En la caravana que se dispone a partir, se distingue fácilmente a Yeshua por su cuerpo largo y esbelto (es bastante alto para su edad) y su cabellera rubia y rizada, que le confiere la apariencia de un león joven.

Va rodeado de sus primos y algunas de sus primas, sensibles al embeleso que emana de su bello rostro serio, iluminado por una mirada dulcísima que parece contemplar lo que nadie ve: el misterio de las cosas.

Junto a Yeshua, solo un poco mayor que él, pero mucho más alto y agitado, está Yohanan, su primo favorito, cortando el aire con grandes aspavientos.

Yohanan solo vive para servir al cielo, del que espera con fervor que castigue a los hombres, a su entender todos pecadores, corruptos e inmorales; y que los castigue de la peor manera posible, desatando el fin del mundo a golpe de terremotos, tormentas o inundaciones: «El cielo —suele decir Yohanan— tiene donde elegir».

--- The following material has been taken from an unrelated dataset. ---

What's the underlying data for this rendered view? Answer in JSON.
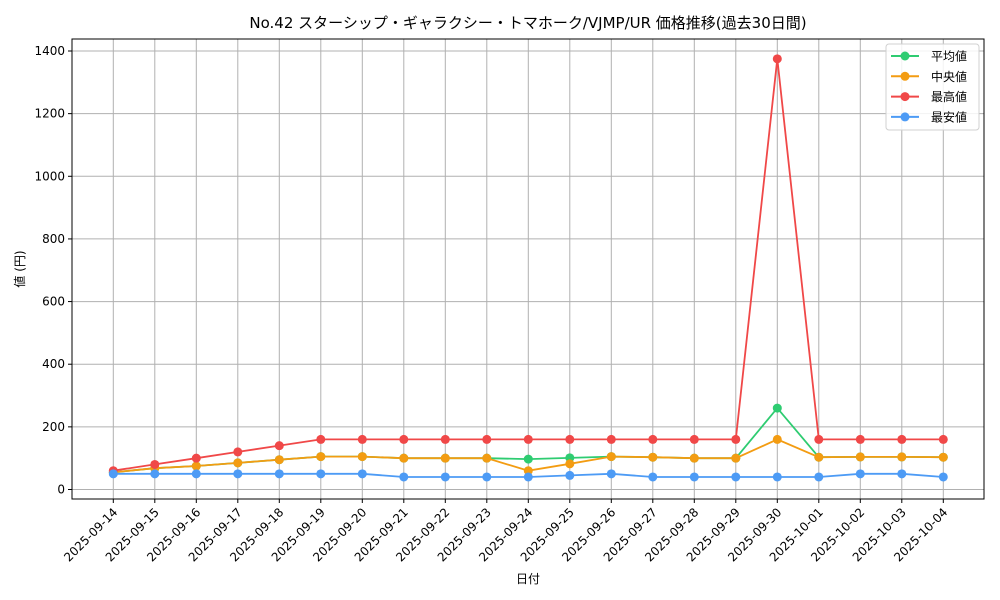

Yohanan ama pocas cosas en la tierra. Pero ama a su primo Yeshua como a un hermano. Y lo ama por entero. Ama su aversión a la arrogancia de los ricos y los sacerdotes; ama la ferocidad con que defiende a las mujeres y las niñas (creció entre ellas y comprende sus dolores), e incluso a las criaturas que nadie se atreve a defender: los animales y las flores; en especial, la flor llamada varda, una belleza rosada con un pistilo blanco resplandeciente cuya exquisita fragancia, cosa extraordinaria, persiste largo tiempo después de marchita. Es pues para gran desespero de Yeshua que recogen esas flores sin moderación alguna, acortando cruelmente sus días.